Prima di una visita in un’area protetta, consigliamo a tutti di presentarsi alle autorità competenti, di chiedere il permesso per il sopralluogo e di verificare se eventualmente bisogna essere accompagnati dai guardiaparco. Come si può vedere dalle foto dei rilevamenti che presentiamo, siamo sempre stati accolti con estrema disponibilità e abbiamo sempre raggiunto l’obbiettivo di vedere e fotografare le piante. Per questo è stato sorprendente scoprire come d’abitudine ciò non succeda: al contrario i visitatori stranieri generalmente preferiscono non annunciarsi per essere più liberi; e purtroppo capita qualche volta che visitatori vengano colti nel tentativo di sottrarre le piante. Anche se spesso le aree protette sono estremamente vaste da gestire in rapporto al personale disponibile, la copertura è di solito buona e sostenuta da vari espedienti, come nel caso di Grão Mogol, dove nel 2009, le guardie forestali hanno fatto costruire le loro nuove abitazioni nei pressi di una delle popolazioni del taxon più a rischio.

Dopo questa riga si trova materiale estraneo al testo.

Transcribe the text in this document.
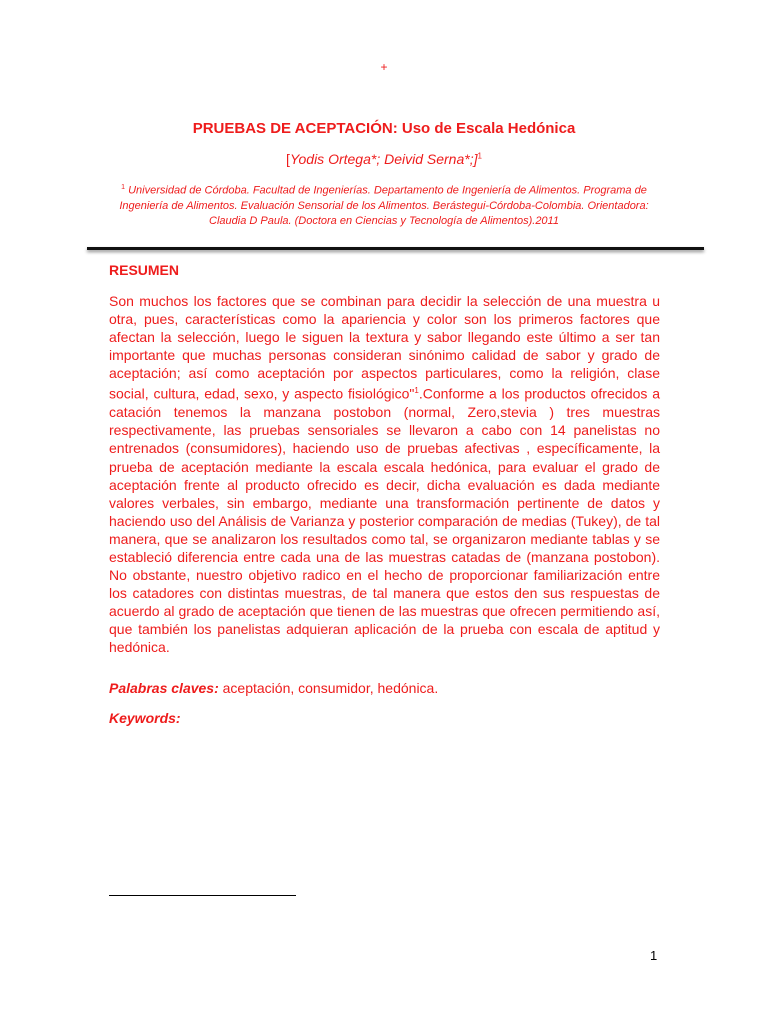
+
PRUEBAS DE ACEPTACIÓN: Uso de Escala Hedónica
[Yodis Ortega*; Deivid Serna*;]$^1$
$^1$ Universidad de Córdoba. Facultad de Ingenierías. Departamento de Ingeniería de Alimentos. Programa de Ingeniería de Alimentos. Evaluación Sensorial de los Alimentos. Berástegui-Córdoba-Colombia. Orientadora: Claudia D Paula. (Doctora en Ciencias y Tecnología de Alimentos).2011
RESUMEN
Son muchos los factores que se combinan para decidir la selección de una muestra u otra, pues, características como la apariencia y color son los primeros factores que afectan la selección, luego le siguen la textura y sabor llegando este último a ser tan importante que muchas personas consideran sinónimo calidad de sabor y grado de aceptación; así como aceptación por aspectos particulares, como la religión, clase social, cultura, edad, sexo, y aspecto fisiológico"$^1$.Conforme a los productos ofrecidos a catación tenemos la manzana postobon (normal, Zero,stevia ) tres muestras respectivamente, las pruebas sensoriales se llevaron a cabo con 14 panelistas no entrenados (consumidores), haciendo uso de pruebas afectivas , específicamente, la prueba de aceptación mediante la escala escala hedónica, para evaluar el grado de aceptación frente al producto ofrecido es decir, dicha evaluación es dada mediante valores verbales, sin embargo, mediante una transformación pertinente de datos y haciendo uso del Análisis de Varianza y posterior comparación de medias (Tukey), de tal manera, que se analizaron los resultados como tal, se organizaron mediante tablas y se estableció diferencia entre cada una de las muestras catadas de (manzana postobon). No obstante, nuestro objetivo radico en el hecho de proporcionar familiarización entre los catadores con distintas muestras, de tal manera que estos den sus respuestas de acuerdo al grado de aceptación que tienen de las muestras que ofrecen permitiendo así, que también los panelistas adquieran aplicación de la prueba con escala de aptitud y hedónica.
Palabras claves: aceptación, consumidor, hedónica.
Keywords:
1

Un’altra forma di protezione, ricordata anche da Anderson (2001, 79-80), è offerta da proprietari di terreni privati consapevoli dell’importanza di difendere le specie native nelle loro proprietà, anche in questo caso, presentandoci, abbiamo sempre ricevuto accoglienza e aiuto. A questo proposito non concordiamo con Anderson quando dice che coi proprietari, un problema può essere costituito dal fatto che questi non sappiano distinguere tra chi vuole sottrarre le piante e gli scienziati: l’importante secondo noi è che sappiano riconoscere le persone educate e rispettose, indipendentemente dal fatto che si tratti di scienziati o meno. Inoltre i ricercatori dovrebbero per primi dare il buon esempio riducendo al minimo la raccolta di materiale vivo in habitat; al riguardo forse si potrebbe anche iniziare a pensare ad un altro metodo per tentare di definire una specie, o se si preferisce una linea evolutiva, diverso da un tipo campione ancora oggi costituito da una pianta pressata sul foglio di un erbario.

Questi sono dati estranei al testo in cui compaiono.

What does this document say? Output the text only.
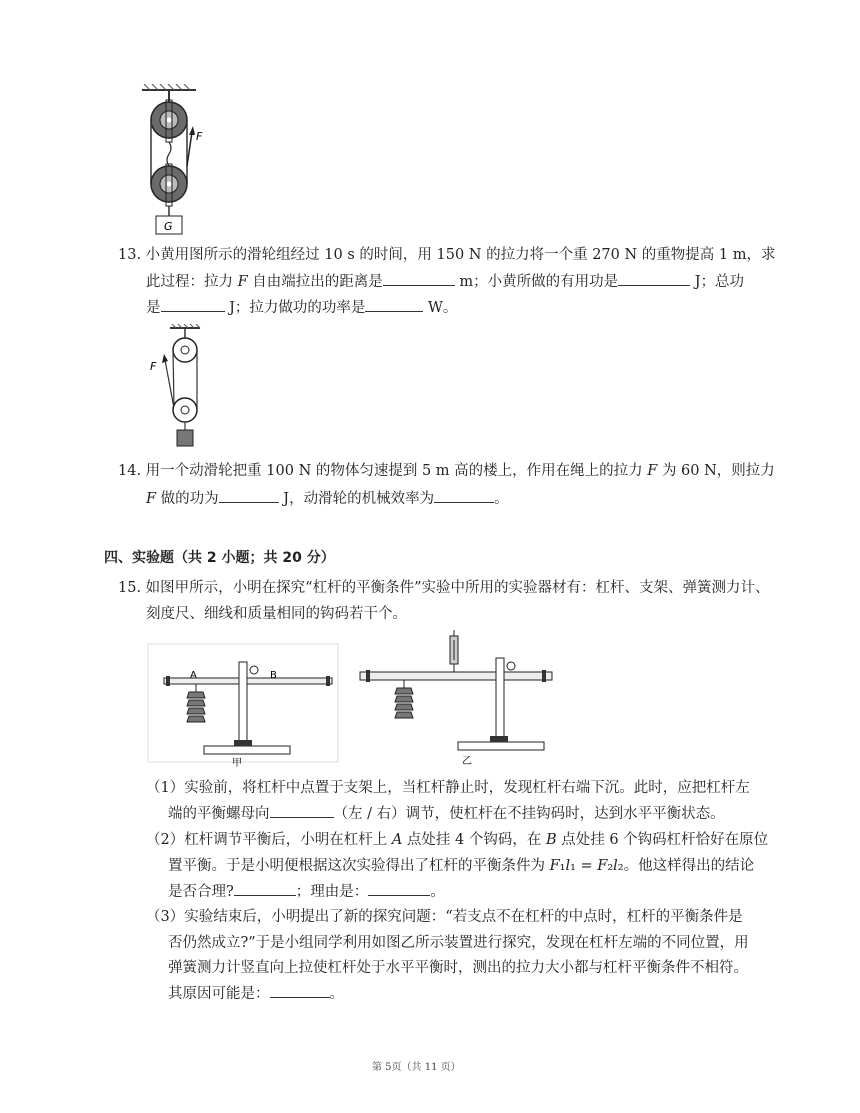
F
G
13. 小黄用图所示的滑轮组经过 10 s 的时间，用 150 N 的拉力将一个重 270 N 的重物提高 1 m，求
此过程：拉力 𝐹 自由端拉出的距离是	m；小黄所做的有用功是	J；总功
是	J；拉力做功的功率是	W。
F
14. 用一个动滑轮把重 100 N 的物体匀速提到 5 m 高的楼上，作用在绳上的拉力 𝐹 为 60 N，则拉力
𝐹 做的功为	J，动滑轮的机械效率为	。
四、实验题（共 2 小题；共 20 分）
15. 如图甲所示，小明在探究“杠杆的平衡条件”实验中所用的实验器材有：杠杆、支架、弹簧测力计、
刻度尺、细线和质量相同的钩码若干个。
A	B
甲	乙
（1）实验前，将杠杆中点置于支架上，当杠杆静止时，发现杠杆右端下沉。此时，应把杠杆左
端的平衡螺母向	（左 / 右）调节，使杠杆在不挂钩码时，达到水平平衡状态。
（2）杠杆调节平衡后，小明在杠杆上 𝐴 点处挂 4 个钩码，在 𝐵 点处挂 6 个钩码杠杆恰好在原位
置平衡。于是小明便根据这次实验得出了杠杆的平衡条件为 𝐹₁𝑙₁ = 𝐹₂𝑙₂。他这样得出的结论
是否合理?	；理由是：	。
（3）实验结束后，小明提出了新的探究问题：“若支点不在杠杆的中点时，杠杆的平衡条件是
否仍然成立?”于是小组同学利用如图乙所示装置进行探究，发现在杠杆左端的不同位置，用
弹簧测力计竖直向上拉使杠杆处于水平平衡时，测出的拉力大小都与杠杆平衡条件不相符。
其原因可能是：	。
第 5页（共 11 页）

Se le precedenti forme di conservazione non sono attuabili, resta la conservazione ex situ, ossia la coltivazione di piante rare o in pericolo di estinzione all’interno di orti botanici o vivai. Se è opinione di alcuni studiosi, tra i quali Hamilton (1994), che questa modalità non possa preservare la variabilità genetica e il potenziale evolutivo delle popolazioni, è indubbio invece che i vivai, riproducendo i cactus da seme, sono un deterrente alla raccolta illegale di piante. Certo la conservazione all’interno di orti botanici o altro è meglio che niente, ma non è la stessa cosa: ecologicamente, e quindi fisiologicamente, non si tratta più della stessa pianta; e, vorremmo sottolineare, per la stessa ragione anche le piante sottratte ai loro habitat non sono più le stesse piante. Comunque una pianta estinta in habitat, è dolorosamente estinta in senso lato.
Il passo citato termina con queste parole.